Black salve and vinegar: home remedies

Want to feel better? Try a little mutton tallow, baking soda or vinegar. Once each was an ingredient in my family’s medicine cabinet.
The baking soda, moistened with water was for bee stings. If it didn’t cure the sting at least it harmlessly stopped the tears. As the baking soda dried it caked and fell off, leaving a trail of white powder.
My family’s cure for sunburns cured me from every working on my tan. While visiting my cousins, I copied the older sisters sunbathing. When my parents came for me and saw my burn, they immediately asked to borrow my aunt’s vinegar.
By the time my mother finished baptizing me in vinegar, I was stinging all over. I looked like a cooked lobster and smelled like a pickle. I was NOT happy.
My mom used to say, “The Hibbards swore by vinegar to prevent a sunburn from blistering … the kids just swore.” I thought it was a family remedy until I met Linda Brewster in El Dorado. She knew all about the invigorating aroma and touch of vinegar on sunburns.

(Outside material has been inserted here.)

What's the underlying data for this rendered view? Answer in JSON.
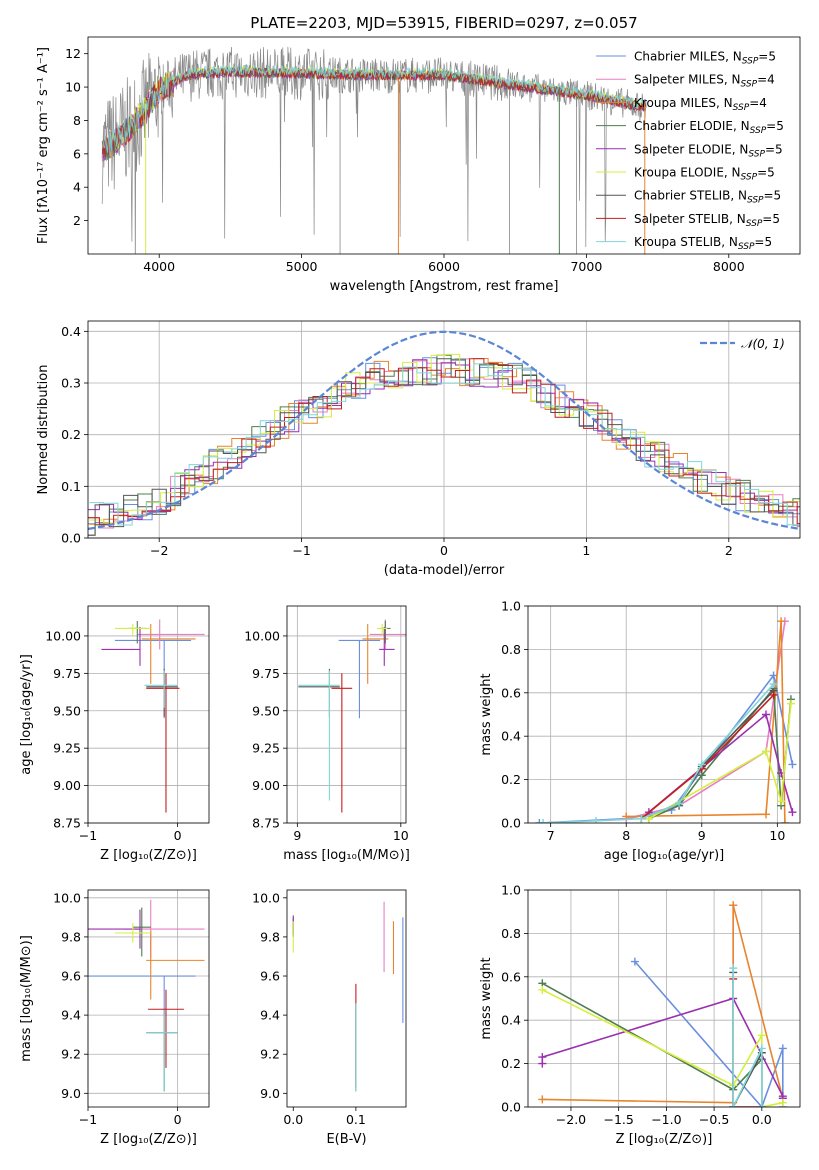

The ultimate healing potion of the Hibbard family, the potion to be pulled out for cuts, scrapes, infected wounds or boils was Black Salve. My grandmother made it in her kitchen. We never knew everything that was in it until after she died.
We found the recipe among her important papers, written down in a strong, old fashioned script. As I read the list of ingredients, I wondered how it cleared up infections. Black Salve requires a quarter pound of beeswax, a half pound of butter and a pound of mutton tallow. I wonder where my grandmother, wife of a dairy farmer, found that. No one in the area had sheep.
I think I could find the pint of pine tar, someplace – maybe at a building supply store. They probably scraped the chimney for the tablespoon of soot, although I could get the pour stuff from Columbian Chemical. But how would I know if I had one tablespoon of real chalk or if I just had some chap imitation?
All of the above is melted together in a granite pan with a tablespoon each of sulfur, salt and pepper. I doubt that they improved the taste, the certainly did not improve the smell.
After it melts together, the recipe says to stir until cold and pour in jars. I think it must mean when it has cooled a bit. When the salve is cool, it does not pour. It is a thick, black, sticky mess with a rich odor that leaves a slight stain around any wound it covers.
There’s nothing like black salve smeared on a pristine white Band-Aid pad to cure an infected cut. It really worked too. My aunt, a registered nurse said it was a good poultice. Although she had a jar in her cabinet, I noticed she used anti-biotic cram on my son’s cut.
After Grandma died, we sounded like we had found a lost treasure when we found the recipe, but no one fought over the last jar in her cabinet. And no one has made any.
I have the recipe now. The paper is stained with use and tearing on the creases. The ink is legible but fading and the family tradition is slowly but surely replace with modern, convenient products.